The US Navy’s recent seizure of 1,400 AK-47 rifles and ammunition from a fishing boat has put Iran’s role in fueling the deadly conflict in Yemen in the spotlight once again.
US Naval Forces Central Command (NAVCENT) said it boarded the boat on December 20 in the North Arabian Sea, seized the weapons cache and five crew members — who identified themselves as Yemeni — before scuttling the vessel.
Yemen has been wracked by civil war since 2014, pitting the Iran-backed Houthis against the internationally recognised government.
“US 5th Fleet ships seized approximately 1,400 AK-47 assault rifles and 226,600 rounds of ammunition from a stateless fishing vessel,” a US Navy statement on December 22 read.
“The stateless vessel was assessed to have originated in Iran and transited international waters along a route historically used to traffic weapons unlawfully to the Houthis in Yemen.”
The Bahrain-based US 5th Fleet has seized approximately 8,700 illicit weapons this year.
The United States as well as Saudi Arabia — which is leading the military coalition backing the Yemeni government against the Houthis — has long accused Iran of supplying the Houthis with weapons.
“The direct or indirect supply, sale or transfer of weapons to the Houthis violates UN Security Council Resolutions and US sanctions,” the US statement added.
The five crew members will be repatriated, the navy said, adding that the boat was sunk because it was a “hazard” for commercial shipping.
On December 23, the coalition said it targeted a Houthi military camp in Sanaa, and destroyed seven drone and weapons storehouses, according to the official Saudi Press Agency.
Earlier last week, it targeted Sanaa airport, whose operations have largely ceased because of a Saudi-led blockade since August 2016, with exemptions for aid flights.
IRGC fueling humanitarian crisis
Despite the escalating humanitarian crisis and repeated appeals for peace, Iran through its Islamic Revolutionary Guard Corps (IRGC) continues to pursue a path of war in Yemen, sending operatives and commanders to the frontlines and smuggling weapons into the country that are fuelling the bloody conflict.
Evidence abounds of the IRGC’s role in exacerbating the conflict.
Most notable are the numerous shipments intercepted by international and Arab coalition naval forces of Iranian arms destined for the Houthis off the Yemeni coast.
“Iran has repeatedly denied any involvement in the trafficking of arms to the Houthis. However, a preponderance of evidence points to Iranian state supply,” said a recent study by the Global Initiative against Transnational Organised Crime.
“The existence of long-established commercial trade routes linking the Persian Gulf with the Indian Ocean and Gulf of Aden has facilitated the movement of illicit weapon shipments,” the report said.
“Frequent rendezvouses and trans-shipment between dhows of Iranian, Yemeni and Somali origin have served to disguise the provenance of weapon shipments and evade detection by authorities,” it said.

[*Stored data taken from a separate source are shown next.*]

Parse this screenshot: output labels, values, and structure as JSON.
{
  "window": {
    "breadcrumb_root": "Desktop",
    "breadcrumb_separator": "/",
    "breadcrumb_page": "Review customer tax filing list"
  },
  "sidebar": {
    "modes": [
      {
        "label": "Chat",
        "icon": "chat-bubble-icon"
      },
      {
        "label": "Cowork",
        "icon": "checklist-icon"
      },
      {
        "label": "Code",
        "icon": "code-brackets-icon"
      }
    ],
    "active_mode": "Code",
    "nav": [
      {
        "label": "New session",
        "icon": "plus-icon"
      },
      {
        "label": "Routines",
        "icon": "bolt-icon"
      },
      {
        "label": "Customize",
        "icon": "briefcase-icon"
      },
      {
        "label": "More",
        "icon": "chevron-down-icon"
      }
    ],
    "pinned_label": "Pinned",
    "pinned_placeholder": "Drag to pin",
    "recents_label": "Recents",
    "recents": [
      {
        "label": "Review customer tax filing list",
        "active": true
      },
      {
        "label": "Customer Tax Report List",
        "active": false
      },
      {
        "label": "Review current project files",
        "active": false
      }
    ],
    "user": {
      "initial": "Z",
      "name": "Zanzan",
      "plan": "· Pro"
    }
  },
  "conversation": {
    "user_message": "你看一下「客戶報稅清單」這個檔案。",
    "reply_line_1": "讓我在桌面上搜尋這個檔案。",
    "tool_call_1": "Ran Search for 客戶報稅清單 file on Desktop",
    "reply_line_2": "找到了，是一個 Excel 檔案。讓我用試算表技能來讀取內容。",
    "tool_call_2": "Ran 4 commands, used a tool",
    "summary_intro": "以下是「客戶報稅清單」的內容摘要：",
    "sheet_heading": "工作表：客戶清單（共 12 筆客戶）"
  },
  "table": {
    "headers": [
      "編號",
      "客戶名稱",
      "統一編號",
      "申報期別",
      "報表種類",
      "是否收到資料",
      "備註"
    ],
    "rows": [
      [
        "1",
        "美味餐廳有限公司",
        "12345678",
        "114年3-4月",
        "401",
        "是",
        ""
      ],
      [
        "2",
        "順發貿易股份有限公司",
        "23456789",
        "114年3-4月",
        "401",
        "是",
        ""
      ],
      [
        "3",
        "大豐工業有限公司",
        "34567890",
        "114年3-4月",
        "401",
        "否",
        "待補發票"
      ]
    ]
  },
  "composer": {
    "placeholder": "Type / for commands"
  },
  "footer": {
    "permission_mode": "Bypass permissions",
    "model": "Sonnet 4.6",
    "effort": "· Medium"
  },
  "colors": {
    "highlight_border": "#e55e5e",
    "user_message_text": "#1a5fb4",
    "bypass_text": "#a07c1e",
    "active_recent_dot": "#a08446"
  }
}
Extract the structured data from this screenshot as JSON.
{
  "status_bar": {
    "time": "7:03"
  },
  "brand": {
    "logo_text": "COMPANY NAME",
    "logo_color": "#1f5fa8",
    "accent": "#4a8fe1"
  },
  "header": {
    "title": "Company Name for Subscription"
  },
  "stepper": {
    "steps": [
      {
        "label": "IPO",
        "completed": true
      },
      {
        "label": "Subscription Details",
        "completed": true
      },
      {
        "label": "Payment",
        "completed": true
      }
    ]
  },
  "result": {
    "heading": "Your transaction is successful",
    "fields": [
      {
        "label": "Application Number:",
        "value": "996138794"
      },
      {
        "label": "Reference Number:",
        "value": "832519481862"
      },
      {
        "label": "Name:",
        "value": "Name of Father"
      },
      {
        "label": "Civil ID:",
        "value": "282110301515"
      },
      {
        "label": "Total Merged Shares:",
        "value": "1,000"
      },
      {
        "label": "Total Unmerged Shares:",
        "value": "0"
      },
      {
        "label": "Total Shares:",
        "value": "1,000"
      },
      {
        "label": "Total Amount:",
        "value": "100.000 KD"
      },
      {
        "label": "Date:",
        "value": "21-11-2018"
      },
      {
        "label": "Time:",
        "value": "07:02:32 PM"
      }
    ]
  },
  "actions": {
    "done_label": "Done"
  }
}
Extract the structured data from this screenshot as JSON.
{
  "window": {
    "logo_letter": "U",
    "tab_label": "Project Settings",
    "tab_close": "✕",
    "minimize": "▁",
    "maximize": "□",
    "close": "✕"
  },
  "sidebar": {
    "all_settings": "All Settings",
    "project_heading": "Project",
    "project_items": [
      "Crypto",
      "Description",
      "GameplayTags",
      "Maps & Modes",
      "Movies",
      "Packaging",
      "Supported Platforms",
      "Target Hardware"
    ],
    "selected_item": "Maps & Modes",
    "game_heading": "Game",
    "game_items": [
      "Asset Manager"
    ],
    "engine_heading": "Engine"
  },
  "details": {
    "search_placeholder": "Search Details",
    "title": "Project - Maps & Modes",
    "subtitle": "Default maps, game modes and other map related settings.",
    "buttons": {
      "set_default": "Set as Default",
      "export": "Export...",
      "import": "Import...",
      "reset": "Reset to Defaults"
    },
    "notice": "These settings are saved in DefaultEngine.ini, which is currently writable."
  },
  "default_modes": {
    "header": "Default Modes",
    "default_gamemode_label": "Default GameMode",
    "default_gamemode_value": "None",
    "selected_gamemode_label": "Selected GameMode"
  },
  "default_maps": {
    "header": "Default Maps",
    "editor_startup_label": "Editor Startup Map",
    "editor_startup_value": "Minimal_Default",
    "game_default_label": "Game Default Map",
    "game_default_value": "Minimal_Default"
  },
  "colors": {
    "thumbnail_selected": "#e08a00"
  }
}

“The illegal flow of weapons to Yemen is enabling the brutal Houthi offensive against Marib, increasing the suffering of civilians. Further fighting — whether in Marib or elsewhere — will only bring more sufferin,” the US Department of State said December 23.
“The Yemeni parties must reach a political settlement together to end the war,” it said.
Since September 2015, international naval forces have carried out at least 12 maritime interdictions of weapon shipments believed to have been destined for the Houthis in Yemen.
Most recently, two maritime interdictions of arms-smuggling dhows were carried out by the USS Winston Churchill in February and the USS Monterey in May off the coast of Somalia and in the Arabian Sea, respectively.
Seized weapons originating from Iran were also removed from two separate vessels in November 2019 and February 2020, and kept in US custody while assessment of the material was conducted, according to US Central Command.
This was the United States’ largest-ever seizure of weapon shipments from Iran.
The United Nations estimates Yemen’s war will have claimed 377,000 lives by the end of the year through both direct and indirect impacts.
More than 80% of the population of about 30 million require humanitarian assistance.